As soon as two pheran clad men, a father-son duo, lift the shutters of their 200-year-old Harissa eatery in the Himalayan region of Kashmir, a troupe of customers line up outside the shop. An old man sporting a skull cap seated cross-legged in the raised corner of the shop exchanges a welcome smile with new entrants. With 60 years of experience in Harissa making, 80-year-old Ghulam Mohammad keenly watches his 45-year-old son Zahoor Ahmad Bhat serve the most cherished winter delicacy to customers.
Harissa eatery in the downtown area of Srinagar has a centuries-old legacy, where customers either book their orders days before or queue up outside the shop by dawn. With the temperatures plummeting to sub-zero levels during the winters, the craze for Bhat’s seasonal speciality runs high. Harissa lovers from the city and other parts of the valley throng the age-old shop.
“We left as early as 7 am on this cold morning to grab our share of Harissa from the eatery,” says Saim Ali, who is with his cousin Munawar Hussain, from Saidakadal neighbourhood feasting on the winter delicacy in the eatery. “We usually save our pocket money to taste this food. Eating Harissa in the morning has altogether a different soulful taste,” Munawar adds.
Ghulam Mohammad who started to make Harissa with his father at the age of 18, says that his ancestral shop has a legacy of serving the winter delicacy to many prominent personalities. From political figures to Bollywood celebrities, many people have cherished this winter treat, claims Bhat. Apart from the local political leaders, the veteran Harissa maker claims to have made Harissa for Salman bin Abdulaziz Al Saud, King of Saudi Arabia. He adds that once when the shop was run by his father, Bollywood star Dilip Kumar also visited the eatery to taste the delicacy.

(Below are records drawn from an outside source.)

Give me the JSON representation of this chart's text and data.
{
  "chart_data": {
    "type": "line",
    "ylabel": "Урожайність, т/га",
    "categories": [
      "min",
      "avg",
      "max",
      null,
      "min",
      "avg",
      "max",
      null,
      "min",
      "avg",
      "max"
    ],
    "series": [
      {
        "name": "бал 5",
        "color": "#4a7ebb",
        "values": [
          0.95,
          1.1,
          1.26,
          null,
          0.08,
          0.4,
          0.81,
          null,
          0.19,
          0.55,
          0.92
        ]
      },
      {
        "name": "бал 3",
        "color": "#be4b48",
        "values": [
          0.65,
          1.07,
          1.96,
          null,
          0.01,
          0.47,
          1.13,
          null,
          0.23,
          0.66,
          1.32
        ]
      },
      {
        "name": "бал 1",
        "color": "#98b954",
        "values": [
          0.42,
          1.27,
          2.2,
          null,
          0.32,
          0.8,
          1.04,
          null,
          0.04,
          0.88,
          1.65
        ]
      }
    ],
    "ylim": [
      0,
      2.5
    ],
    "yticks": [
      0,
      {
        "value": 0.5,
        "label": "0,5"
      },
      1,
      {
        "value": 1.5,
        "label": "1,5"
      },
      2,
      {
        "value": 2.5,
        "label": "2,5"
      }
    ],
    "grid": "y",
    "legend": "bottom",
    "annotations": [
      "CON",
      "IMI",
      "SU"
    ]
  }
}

Harissa is a yummy mood elevator, which is also nutritious. Best served steaming hot on plates sprinkled with saffron, Kebab, Methi and edible oil, it is made from fresh boneless meat, wheat, mung bean, rice and a variety of spices. Traditionally eaten on the pieces or crumbles of Kandar Kchout or Lawassa (Bread), the dish proves to be one of the best delicacies in winters. The harsh cold provides the perfect environment for intricately prepared meat delicacy. Initially limited to the towns and the city, the consumption of Harissa is on the rise in the countryside, too.
Secret Behind The Flavour: Hard Work
“It takes our blood, energy and time to cook the speciality. Our work starts at 2 pm and ends by 5 am the next morning,” says the octogenarian, Bhat. The process starts with chopping the lamb. A large earthen pot is then used to cook the lamb chops on a slow flame. Earthen matka is kept on flame till the bones start separating from the mutton and it becomes meshable.
According to Ghulam Mohammad, the removal of bones from the mutton is one of the skilful tasks in the making of Harissa. Even if a small bone remains in the meat, the whole Harissa gets ruined, he adds.
In another earthen vessel in the pantry, rice cooked on slow flame is added to the soft mutton. A blend of spices like cloves, cardamom and fennel seeds are mixed with the cooked mutton and rice. The mixture is then shifted into a large copper vessel where it is continuously pounded till it turns to a paste, says Bhat.
We use a special kind of equipment to pound the mixture. Made from a wooden stick with a claw-like structure in the front, the pounding stick is known as panje or claws in local parlance. Panje is used to blend all the ingredients of the mixture, he adds.
As per the veteran Harissa-maker, Ghulam Mohammad uses about 60 kg of quality mutton to prepare around 45 to 50 kg of Harissa daily.
“Till recently, we used to sell a kilogram of Harissa for Rs 700 to Rs 800. As the input cost has increased,” he says.
Inside the pantry of the age-old eatery are at least five large earthen pots, a few small vessels all used in the preparation of this delicacy. Three small vessels filled with complimentary Methi Maaz, Kebab, hot oil respectively, a large earthen matka stuffed with steaming Harissa and stacks of beautifully designed copper plates, or Kandkari plates, are arranged in a pattern near the counter.
Playing the sweetest tunes from local Kashmiri music in the background, the eatery presents a mix of modern and medieval feel. While the alleys and streets outside the shop are astir for the gushes of blowing cold, Ghulam Mohammad and his son continue to serve the tastebud-teasing steaming Harissa topped with Methi maaz, Kebab, Pampori Saffron and hot oil.